The prime minister’s letter responded to two sent by Trump earlier this month stating his pledge of support for the Kingdom and inviting Hun Sen to attend the upcoming summit.

In one letter, Trump assured that the US “is committed to providing support for Cambodia. In particular, the US respects Cambodia’s sovereignty and does not support regime change”.

However, Trump also urged the government to put more efforts into strengthening democracy.

“It is important for the future of our bilateral relationship that you put Cambodia back on the path of democratic government.

“As a first step, I hope you will re-evaluate certain decisions taken by your government that the United States firmly believes put at great risk the Kingdom of Cambodia’s long-term sovereignty, stability and economic development,” Trump said.

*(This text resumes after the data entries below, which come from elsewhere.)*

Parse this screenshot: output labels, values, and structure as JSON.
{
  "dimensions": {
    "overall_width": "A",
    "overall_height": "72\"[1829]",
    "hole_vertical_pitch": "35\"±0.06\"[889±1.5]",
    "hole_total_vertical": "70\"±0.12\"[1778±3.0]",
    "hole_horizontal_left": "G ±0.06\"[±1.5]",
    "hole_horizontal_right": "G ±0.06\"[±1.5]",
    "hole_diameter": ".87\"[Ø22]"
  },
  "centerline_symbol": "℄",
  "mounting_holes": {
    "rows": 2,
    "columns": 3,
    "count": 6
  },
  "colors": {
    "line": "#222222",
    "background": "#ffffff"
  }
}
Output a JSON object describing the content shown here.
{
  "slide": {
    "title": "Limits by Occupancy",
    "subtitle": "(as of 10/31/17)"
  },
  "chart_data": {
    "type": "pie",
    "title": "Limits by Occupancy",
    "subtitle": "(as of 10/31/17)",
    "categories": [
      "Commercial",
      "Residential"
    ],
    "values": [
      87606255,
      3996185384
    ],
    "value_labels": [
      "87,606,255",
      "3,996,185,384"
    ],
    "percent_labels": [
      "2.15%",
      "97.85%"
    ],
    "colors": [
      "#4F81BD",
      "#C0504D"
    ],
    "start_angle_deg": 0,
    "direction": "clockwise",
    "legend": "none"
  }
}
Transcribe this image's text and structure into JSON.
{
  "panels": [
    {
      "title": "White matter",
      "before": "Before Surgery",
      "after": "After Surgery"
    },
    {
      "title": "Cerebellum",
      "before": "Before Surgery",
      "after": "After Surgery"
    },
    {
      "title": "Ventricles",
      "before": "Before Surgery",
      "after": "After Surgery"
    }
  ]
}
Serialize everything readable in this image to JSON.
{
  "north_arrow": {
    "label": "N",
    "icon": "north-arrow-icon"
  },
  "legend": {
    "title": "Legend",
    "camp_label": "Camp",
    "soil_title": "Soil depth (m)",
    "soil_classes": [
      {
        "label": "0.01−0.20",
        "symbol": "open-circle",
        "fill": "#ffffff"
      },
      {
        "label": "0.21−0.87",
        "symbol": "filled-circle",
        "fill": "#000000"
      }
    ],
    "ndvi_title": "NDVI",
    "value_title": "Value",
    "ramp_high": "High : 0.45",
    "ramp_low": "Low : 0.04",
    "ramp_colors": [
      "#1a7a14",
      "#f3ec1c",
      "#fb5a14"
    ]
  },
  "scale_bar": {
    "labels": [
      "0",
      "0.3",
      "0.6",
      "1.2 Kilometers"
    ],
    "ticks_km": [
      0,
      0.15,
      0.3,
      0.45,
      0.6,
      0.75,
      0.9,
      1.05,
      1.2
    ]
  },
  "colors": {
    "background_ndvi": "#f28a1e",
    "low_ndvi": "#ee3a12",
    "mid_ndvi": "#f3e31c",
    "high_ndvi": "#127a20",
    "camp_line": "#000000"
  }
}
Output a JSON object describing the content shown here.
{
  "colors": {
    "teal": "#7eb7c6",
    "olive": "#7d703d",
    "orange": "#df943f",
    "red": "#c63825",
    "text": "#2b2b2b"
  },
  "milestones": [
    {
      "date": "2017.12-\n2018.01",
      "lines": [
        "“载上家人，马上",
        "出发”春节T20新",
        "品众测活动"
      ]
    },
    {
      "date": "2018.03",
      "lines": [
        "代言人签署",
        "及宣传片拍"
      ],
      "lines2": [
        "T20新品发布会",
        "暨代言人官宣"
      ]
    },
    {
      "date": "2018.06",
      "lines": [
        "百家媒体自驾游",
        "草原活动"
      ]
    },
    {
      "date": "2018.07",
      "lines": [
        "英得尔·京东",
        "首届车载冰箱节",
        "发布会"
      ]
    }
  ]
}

In response, Hun Sen replied: “I am foremost reassured by your explicit statement whereby you seek genuine engagement to pursue democracy, individual liberty and the rule of law rather than regime change.

“As a very young democracy, you probably can appreciate our struggle to find full peace, a condition sine qua non before we can rebuild our nation in full adherence to a liberal multiparty democratic system.”

Echoing Trump, Hun Sen also acknowledged strains in relations between the two countries but hoped that the foreign affairs ministries of both nations would work together “to restore trust and confidence, and renew the bond of friendship between [the] two countries”.

“There are so many other beautiful chapters that are worth nourishing for the greater good of both of our countries and people.

“In contemporary times, the prosperity of the Cambodian people was in part the fruits of the contribution of the American people and the government, from the peaceful democratisation to nation-building, social governance, and generous market access,” he said.

Government spokesman Phay Siphan said the prime minister held the cooperation between the two countries in high regard, saying that it showed the honest relations between Cambodia and the US.

“It also showed that Cambodia needs nothing but peace and stability,” Siphan added.

Kin Phea, the director-general of the International Relations Institute at the Royal Academy of Cambodia, said the constructive feedback on the leaders’ letters showed their openness to strengthening relations between the two nations.

Political analyst So Chantha said the exchange of messages was a sign of positive development for Cambodia-US relations in the 21st century.

“A balanced relation with great powers is the best choice for Cambodia to foster social and economic development,” he said.

Finally, Phea noted that, with respect to the blossoming ties between the two nations, “the US must not carry out any activity that could be seen as an attempt to incite a change in government or interfere with the Kingdom’s internal affairs”.